Comparison of solutions of nonlinear evolution problems with different nonlinear terms

Abstract

The authors study the nonlinear porous media type equation ut(t,x)−Δφ(u(t,x))=0 for (t,x)∈(0,∞)×Ω, φ(u(t,x))=0 for (t,x)∈(0,∞)×∂Ω, u(0,x)=u0(x) for x∈Ω, with Ω an open set in Rn, and φ a regular, real, continuous, nondecreasing function. In the classical framework, the following theorem is proved: Let φi∈C2(R) with φi′>0 and u0i∈C(Ω¯¯¯)∩L∞(Ω), for i=1,2. Then if (i) φ1(u01)≤φ2(u02) on Ω, (ii) ψ′1≤ψ′2 on R, where ψi=φ−1i, and (iii) Δφ2(u02)≤0 on Ω, we have φ1(u1)≤φ2(u2) on (0,∞)×Ω. A counterexample shows the necessity of (iii).

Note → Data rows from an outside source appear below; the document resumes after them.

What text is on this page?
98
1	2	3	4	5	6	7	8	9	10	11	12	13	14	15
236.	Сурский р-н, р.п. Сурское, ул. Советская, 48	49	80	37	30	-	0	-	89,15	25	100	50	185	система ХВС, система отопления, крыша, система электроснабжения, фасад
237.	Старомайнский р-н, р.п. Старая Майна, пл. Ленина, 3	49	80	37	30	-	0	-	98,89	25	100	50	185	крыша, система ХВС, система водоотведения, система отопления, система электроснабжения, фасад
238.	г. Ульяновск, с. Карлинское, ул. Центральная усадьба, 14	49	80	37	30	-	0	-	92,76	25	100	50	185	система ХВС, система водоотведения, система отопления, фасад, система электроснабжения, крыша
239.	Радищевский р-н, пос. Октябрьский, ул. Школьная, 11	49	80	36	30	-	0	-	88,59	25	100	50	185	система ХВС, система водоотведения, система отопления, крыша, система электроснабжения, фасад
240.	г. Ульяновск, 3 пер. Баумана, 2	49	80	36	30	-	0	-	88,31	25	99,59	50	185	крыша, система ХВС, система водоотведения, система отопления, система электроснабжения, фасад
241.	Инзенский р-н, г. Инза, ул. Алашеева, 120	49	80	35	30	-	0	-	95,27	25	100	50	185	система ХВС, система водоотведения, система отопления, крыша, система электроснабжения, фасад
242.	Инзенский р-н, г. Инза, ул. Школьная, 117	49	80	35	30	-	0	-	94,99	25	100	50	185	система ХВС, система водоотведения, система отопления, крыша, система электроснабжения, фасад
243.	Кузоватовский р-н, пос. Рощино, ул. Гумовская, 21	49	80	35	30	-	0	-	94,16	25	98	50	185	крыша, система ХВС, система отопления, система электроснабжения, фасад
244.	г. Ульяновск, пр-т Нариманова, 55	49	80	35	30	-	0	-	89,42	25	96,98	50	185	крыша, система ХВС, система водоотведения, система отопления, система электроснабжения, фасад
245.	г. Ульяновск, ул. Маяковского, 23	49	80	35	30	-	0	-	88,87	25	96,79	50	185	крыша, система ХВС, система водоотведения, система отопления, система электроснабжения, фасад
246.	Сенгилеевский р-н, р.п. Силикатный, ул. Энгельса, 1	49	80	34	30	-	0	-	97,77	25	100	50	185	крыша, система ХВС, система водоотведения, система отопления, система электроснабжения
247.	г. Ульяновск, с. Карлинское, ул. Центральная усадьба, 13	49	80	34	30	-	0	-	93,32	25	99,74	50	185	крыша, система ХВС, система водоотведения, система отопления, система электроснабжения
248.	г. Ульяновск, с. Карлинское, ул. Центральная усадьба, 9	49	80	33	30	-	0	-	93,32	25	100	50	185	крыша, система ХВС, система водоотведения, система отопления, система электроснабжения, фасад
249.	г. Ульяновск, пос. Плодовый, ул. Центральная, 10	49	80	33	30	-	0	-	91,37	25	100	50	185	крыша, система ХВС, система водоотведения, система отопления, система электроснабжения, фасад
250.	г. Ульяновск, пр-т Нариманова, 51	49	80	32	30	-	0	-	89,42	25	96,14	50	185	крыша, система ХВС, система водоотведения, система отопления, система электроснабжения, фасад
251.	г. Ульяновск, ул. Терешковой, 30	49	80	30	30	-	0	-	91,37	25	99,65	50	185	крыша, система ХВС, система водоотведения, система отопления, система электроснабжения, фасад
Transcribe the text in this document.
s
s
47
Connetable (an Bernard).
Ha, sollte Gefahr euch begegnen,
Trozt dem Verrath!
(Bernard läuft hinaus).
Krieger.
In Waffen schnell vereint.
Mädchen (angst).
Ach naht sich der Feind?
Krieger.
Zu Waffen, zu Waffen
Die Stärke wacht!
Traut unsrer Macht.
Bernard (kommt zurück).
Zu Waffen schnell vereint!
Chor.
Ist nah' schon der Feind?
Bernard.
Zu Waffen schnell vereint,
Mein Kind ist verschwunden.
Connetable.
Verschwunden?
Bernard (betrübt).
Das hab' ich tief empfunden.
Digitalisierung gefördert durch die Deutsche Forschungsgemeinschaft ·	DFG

The theorem is proved by an application of the maximum principle. In a more abstract framework, a similar theorem is proved for the abstract Cauchy problem du/dt+Au∋f, u(0)=u0, where A operates as a multiapplication in a Banach space X, u0∈X, and f∈L1(0,T:X). The abstract result is applied to well-posed Cauchy problems in L1(Ω). Generalizations are given, including nonlinear boundary conditions and replacing the Laplacian operator Δ by a generalized (nonlinear) Laplacian.